Question

Write the integral as the sum of the integral of an odd function and the integral of an even function. Use this simplification to evaluate the integral. $$ \int_{-\pi}^{\pi}(\sin 3 x+\cos 3 x) d x $$

Short answer

The integral of the given function from -π to π is 0.

Step-by-step solution

Identify the type of each function.

The integral contains two functions: \(\sin 3x\) and \(\cos 3x\). As mentioned above, \(\sin x\) is an odd function and \(\cos x\) is an even function. These properties remain the same when the functions become \(\sin 3x\) and \(\cos 3x\).

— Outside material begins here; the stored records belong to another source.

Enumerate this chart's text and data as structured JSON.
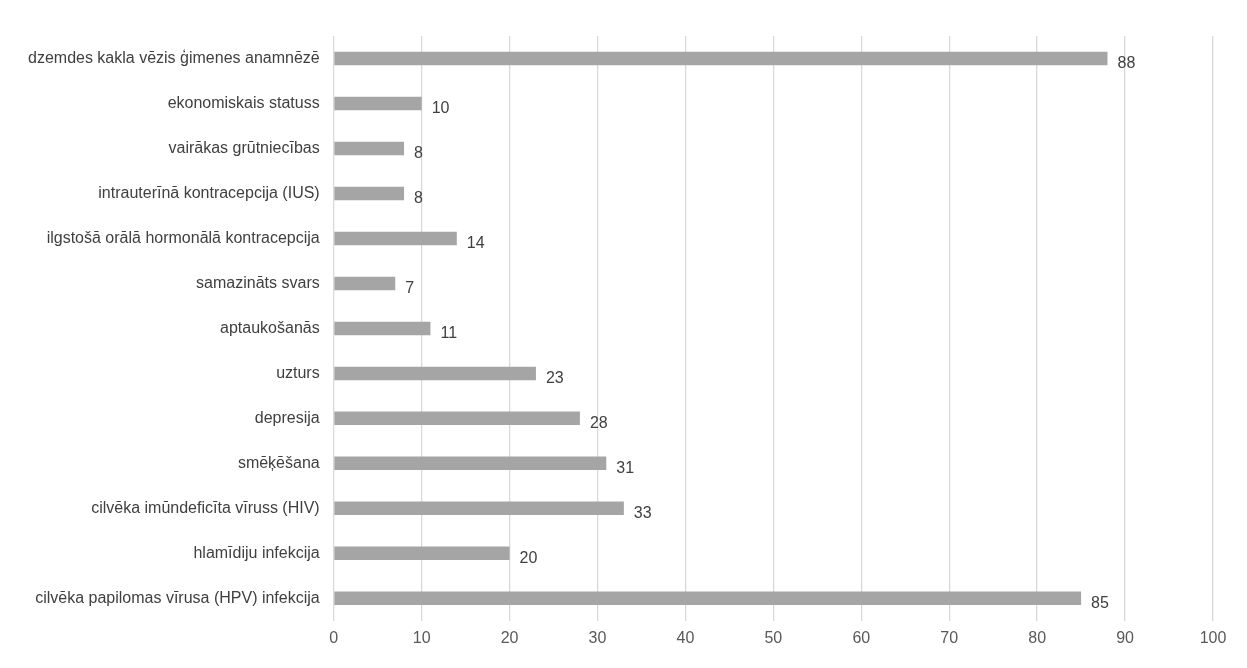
{
  "chart_data": {
    "type": "bar",
    "orientation": "horizontal",
    "categories": [
      "dzemdes kakla vēzis ģimenes anamnēzē",
      "ekonomiskais statuss",
      "vairākas grūtniecības",
      "intrauterīnā kontracepcija (IUS)",
      "ilgstošā orālā hormonālā kontracepcija",
      "samazināts svars",
      "aptaukošanās",
      "uzturs",
      "depresija",
      "smēķēšana",
      "cilvēka imūndeficīta vīruss (HIV)",
      "hlamīdiju infekcija",
      "cilvēka papilomas vīrusa (HPV) infekcija"
    ],
    "values": [
      88,
      10,
      8,
      8,
      14,
      7,
      11,
      23,
      28,
      31,
      33,
      20,
      85
    ],
    "color": "#a5a5a5",
    "xlim": [
      0,
      100
    ],
    "xticks": [
      0,
      10,
      20,
      30,
      40,
      50,
      60,
      70,
      80,
      90,
      100
    ],
    "grid": "x",
    "data_labels": true,
    "legend": false
  }
}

The integral of an odd function.

Know that the integral of an odd function over a symmetric interval around zero (like -\(\pi\) to \(\pi\)) is always zero. In this case, \(\sin 3x\) is an odd function. Therefore, the integral of \(\sin 3x\) from -\(\pi\) to \(\pi\) is zero.

The integral of an even function.

The integral of an even function over a symmetric interval around zero can be simplified as twice the integral from 0 to the upper boundary of the original interval. So, the integral of \(\cos 3x\) from -\(\pi\) to \(\pi\) is twice the integral of \(\cos 3x\) from 0 to \(\pi\). Integrating, we get \(2 \int_{0}^{\pi} \cos 3x dx=2[\frac{\sin3x}{3}]_0^\pi = 2 * (\frac{\sin3\pi}{3}-\frac{\sin0}{3}) \).

Evaluate the integral of the even function.

Evaluate the expression \(2 * (\frac{\sin3\pi}{3}-\frac{\sin0}{3})\). Now, we know that \(\sin3\pi = \sin(2\pi + \pi) = \sin0 = 0\). So, our expression becomes \(2*(0 - 0) = 0\)